When James Shinn was working for the CIA as a senior East Asia expert more than a decade ago, he longed for the tools of a weatherman. He wanted to be able to predict that the chance of North Korea test-firing a missile within a month was, say, 60 percent. It remained a fantasy, he says, until now.
Shinn and his 14-person team at Predata have developed software that numerically describes political volatility and risk. It vacuums up vast quantities of data from online conversations and comments, compares them with past patterns, and spits out a probability. (A version of Predata’s service is accessible on the Bloomberg Professional service.) Shinn likens his product to sabermetrics, the statistics-driven baseball strategy popularized in Michael Lewis’s Moneyball. “By carefully gathering lots and lots of statistics on their past performance from all corners of the Internet, we are predicting how a large number of players on a team will bat or pitch in the future,” Shinn says, by way of analogy.
Predata doesn’t replace human analysts so much as offer them a new tool. Without people choosing what to follow, metadata scraping has limited use. Moreover, Shinn argues, while risk-analysis companies are increasingly offering clients numerical percentages, the data are often pulled from the air. “This is a machine-driven, carefully calculated risk index,” says Shinn, the company’s founder and chief executive officer. “There is no arbitrary scoring by a human analyst.”
Each day, Predata monitors about 1,000 Twitter feeds, 10,000 Wikipedia pages, 50,000 YouTube videos, and several dozen newspapers and magazines in some 200 countries. It covers 300 topics, including news about individual companies, the debate over the U.K. leaving the European Union, and interest rate decisions by central banks.
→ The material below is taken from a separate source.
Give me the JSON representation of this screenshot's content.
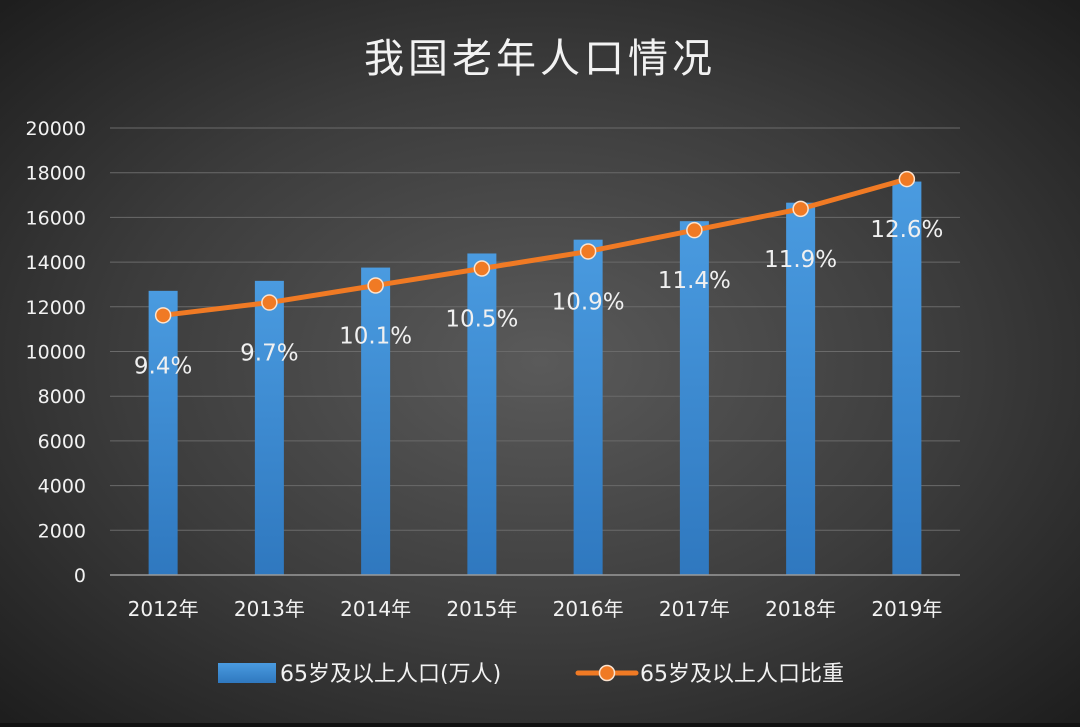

Historical data is paramount. For instance, Predata didn’t make a statistically useful prediction for the March 22 attacks in Brussels, in part because Belgium had experienced few such incidents. The software needs at least five previous events to find a correlation between digital conversations and an act of terrorism, according to Shinn. France, on the other hand, had witnessed 13 incidents prior to the Paris attacks on Nov. 13; the company says that its model indicated the likelihood of an event being at least 61 percent a month in advance. Similarly, on Dec. 27, Predata says it calculated a 68 percent chance that North Korea would engage in some activity regarding weapons of mass destruction within 45 days. Almost two weeks later, on Jan. 6, the Kim Jong Un regime conducted the nation’s fourth nuclear test.
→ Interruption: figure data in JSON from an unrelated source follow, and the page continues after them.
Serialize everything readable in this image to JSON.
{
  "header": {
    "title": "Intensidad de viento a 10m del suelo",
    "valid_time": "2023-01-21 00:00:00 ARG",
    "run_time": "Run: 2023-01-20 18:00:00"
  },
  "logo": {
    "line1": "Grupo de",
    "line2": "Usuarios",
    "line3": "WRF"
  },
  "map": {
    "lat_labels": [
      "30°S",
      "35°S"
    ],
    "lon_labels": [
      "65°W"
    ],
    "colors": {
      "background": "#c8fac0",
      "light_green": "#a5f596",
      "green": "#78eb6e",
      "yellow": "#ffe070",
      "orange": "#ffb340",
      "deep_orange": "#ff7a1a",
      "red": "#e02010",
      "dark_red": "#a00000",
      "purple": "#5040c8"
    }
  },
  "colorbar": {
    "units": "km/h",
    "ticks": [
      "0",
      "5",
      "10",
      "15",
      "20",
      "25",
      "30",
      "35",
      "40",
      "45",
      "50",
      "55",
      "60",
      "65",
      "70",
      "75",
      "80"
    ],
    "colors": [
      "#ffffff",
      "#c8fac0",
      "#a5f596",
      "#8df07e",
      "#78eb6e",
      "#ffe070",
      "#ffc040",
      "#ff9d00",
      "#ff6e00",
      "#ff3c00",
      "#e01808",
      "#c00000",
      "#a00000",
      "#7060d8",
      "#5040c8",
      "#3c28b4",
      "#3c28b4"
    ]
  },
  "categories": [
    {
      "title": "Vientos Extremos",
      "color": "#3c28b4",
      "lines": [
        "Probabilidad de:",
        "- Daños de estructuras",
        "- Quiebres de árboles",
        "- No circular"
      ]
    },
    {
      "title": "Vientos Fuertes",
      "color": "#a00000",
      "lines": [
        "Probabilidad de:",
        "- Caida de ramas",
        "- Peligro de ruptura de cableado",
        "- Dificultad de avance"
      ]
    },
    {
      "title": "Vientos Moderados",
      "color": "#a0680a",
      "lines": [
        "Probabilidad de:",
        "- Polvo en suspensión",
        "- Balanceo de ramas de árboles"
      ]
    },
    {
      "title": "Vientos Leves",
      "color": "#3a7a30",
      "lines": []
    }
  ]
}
Shinn, who served as an assistant secretary for East Asia at the U.S. Department of Defense after his CIA stint, began developing the technology in 2014 while teaching at his alma mater, Princeton, and serving on the advisory board of Kensho Technologies, an analytics software developer for investment management. Kensho’s CEO, Daniel Nadler, and Shinn experimented in their free time with a crude prototype that monitored online conversations among labor unions in South Africa, thinking the data offered a handle on the country’s volatility. They found that back-and-forth argumentation in English and Afrikaans on sites as public as the Wikipedia pages of the unions spiked before mining strikes, after which gold and platinum prices surged.